The doctor came to visit and said he had the results of my CT.  It showed that I had a 3mm kidney stone in my ureter, but that it was near the bladder so that it was very possible that I would pass it within the next 24 hours.  I was so relieved that they had found something wrong (which sounds weird, I know).  I was just so worried that they would say, "Nope! Everything's fine! Time to go home!", because I was NOT about to leave when I was in that kind of pain.  He also said that my blood work showed that my potassium levels were threateningly low, so he prescribed me to take to oral supplements along with this powdered potassium drink.  That drink was NAS-TY!  Yuck!

7:30 AM

My potassium levels were back up to normal so I was discharged with pain killers, zofran for nausea, and lovely "pee strainers" to catch my stone whenever my body decided to pass it.  Ya, my brothers sure got a kick outta that one.

When I got home I slept, a lot.  The morphine started to wear off so I took some pain killers which made me even more drowsy.  Sleep was a welcome relief after the pain and sudden travel changes.

1:00 PM

I drug myself out of bed to eat lunch.  My sweet older brother brought my mom and I lunch from Subway and he stayed to chat for a while.  We all talked about what would happen if I didn't pass the stone before Sunday.  We decided that my mom would catch up with my dad and brother in South Africa, and that I would stay, wait for the stone to eventually pass, and then return home to Texas.  This was a very depressing conversation, as I have been looking forward to this trip for over a year now.

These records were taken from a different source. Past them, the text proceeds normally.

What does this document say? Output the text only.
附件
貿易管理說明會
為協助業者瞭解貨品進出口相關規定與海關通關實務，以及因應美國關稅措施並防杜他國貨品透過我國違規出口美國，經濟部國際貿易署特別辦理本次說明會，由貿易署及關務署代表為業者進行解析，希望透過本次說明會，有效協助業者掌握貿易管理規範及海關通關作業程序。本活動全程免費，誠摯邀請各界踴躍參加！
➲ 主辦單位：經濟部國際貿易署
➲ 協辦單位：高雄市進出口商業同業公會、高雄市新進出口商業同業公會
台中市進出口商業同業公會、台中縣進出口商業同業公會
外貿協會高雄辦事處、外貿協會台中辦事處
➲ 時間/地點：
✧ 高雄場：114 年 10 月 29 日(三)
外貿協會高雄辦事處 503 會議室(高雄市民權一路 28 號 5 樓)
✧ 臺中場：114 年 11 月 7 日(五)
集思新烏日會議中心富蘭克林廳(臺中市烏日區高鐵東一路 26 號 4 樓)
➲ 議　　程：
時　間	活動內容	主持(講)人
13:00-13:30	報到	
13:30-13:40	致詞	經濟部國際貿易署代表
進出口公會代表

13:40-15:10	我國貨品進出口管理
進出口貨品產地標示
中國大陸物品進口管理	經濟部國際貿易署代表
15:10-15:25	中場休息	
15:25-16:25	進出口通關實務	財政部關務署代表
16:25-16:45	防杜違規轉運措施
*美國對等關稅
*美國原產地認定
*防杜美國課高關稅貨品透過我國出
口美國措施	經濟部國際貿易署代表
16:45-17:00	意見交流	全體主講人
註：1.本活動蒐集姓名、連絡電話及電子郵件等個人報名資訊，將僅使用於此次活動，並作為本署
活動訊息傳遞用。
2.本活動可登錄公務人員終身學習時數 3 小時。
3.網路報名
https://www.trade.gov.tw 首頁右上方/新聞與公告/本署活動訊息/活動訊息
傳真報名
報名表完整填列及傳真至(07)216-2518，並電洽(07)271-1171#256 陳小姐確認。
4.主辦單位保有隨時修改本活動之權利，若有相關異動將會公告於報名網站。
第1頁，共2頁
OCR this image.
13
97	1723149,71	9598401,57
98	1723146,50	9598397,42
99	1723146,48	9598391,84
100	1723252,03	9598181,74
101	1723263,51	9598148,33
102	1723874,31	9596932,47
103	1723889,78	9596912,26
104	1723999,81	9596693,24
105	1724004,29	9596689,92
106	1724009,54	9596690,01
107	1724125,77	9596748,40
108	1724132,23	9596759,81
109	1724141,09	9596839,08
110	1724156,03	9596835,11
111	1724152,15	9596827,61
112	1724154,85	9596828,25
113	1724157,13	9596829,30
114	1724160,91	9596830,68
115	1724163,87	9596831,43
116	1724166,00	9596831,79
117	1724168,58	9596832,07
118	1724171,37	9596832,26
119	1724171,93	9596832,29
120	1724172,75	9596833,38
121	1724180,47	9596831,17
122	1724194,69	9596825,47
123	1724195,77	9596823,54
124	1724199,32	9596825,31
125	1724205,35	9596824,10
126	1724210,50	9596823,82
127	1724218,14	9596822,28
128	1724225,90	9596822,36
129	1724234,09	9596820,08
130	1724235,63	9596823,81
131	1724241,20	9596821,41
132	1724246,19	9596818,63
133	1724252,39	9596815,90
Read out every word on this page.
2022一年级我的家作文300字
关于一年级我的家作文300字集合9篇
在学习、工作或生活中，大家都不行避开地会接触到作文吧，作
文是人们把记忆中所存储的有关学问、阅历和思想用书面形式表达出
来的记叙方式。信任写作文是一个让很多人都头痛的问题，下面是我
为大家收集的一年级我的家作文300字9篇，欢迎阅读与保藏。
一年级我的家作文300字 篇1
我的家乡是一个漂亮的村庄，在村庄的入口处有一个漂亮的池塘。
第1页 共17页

While we were talking I had a sudden urge to use the restroom (I had been downing fluids all night and day).  It was during this trip to the bathroom that the magical moment happened-I passed my stone!  I called out to my mom and brother downstairs and they ran up and we all started cheering, jumping up and down and taking pictures.  It was quite the celebration and also quite funny.  Then my mom ran to go and retrieve my dad's kidney stone that he's saved for years (creepy, I know) and we compared the two.  I just want to get it out there and say that my stone was WAY bigger then my dad's and my dad actually passed out with his.  Clearly, I am awesome.

***

And that is pretty much my story!  13 hours of excitement right there.  Aside from soreness, and the terrible drug hangover headache that I have right now, I am doing LOADS better.  Hopefully I'll get back on here to do a nice post about Africa.  SO excited!  I am also feeling incredibly blessed that this happened when it did and not on our 17 hour flight.  I can't even imagine what I would've done.  Surely I would've passed out.  No normal human would be able to deal with that kind of pain for 13 hours and be conscious the whole time.  At any rate, God is good!  I'm grateful for His watchful care and know that He loves me (even when I get grouchy and say and think bad words).  My heart is full.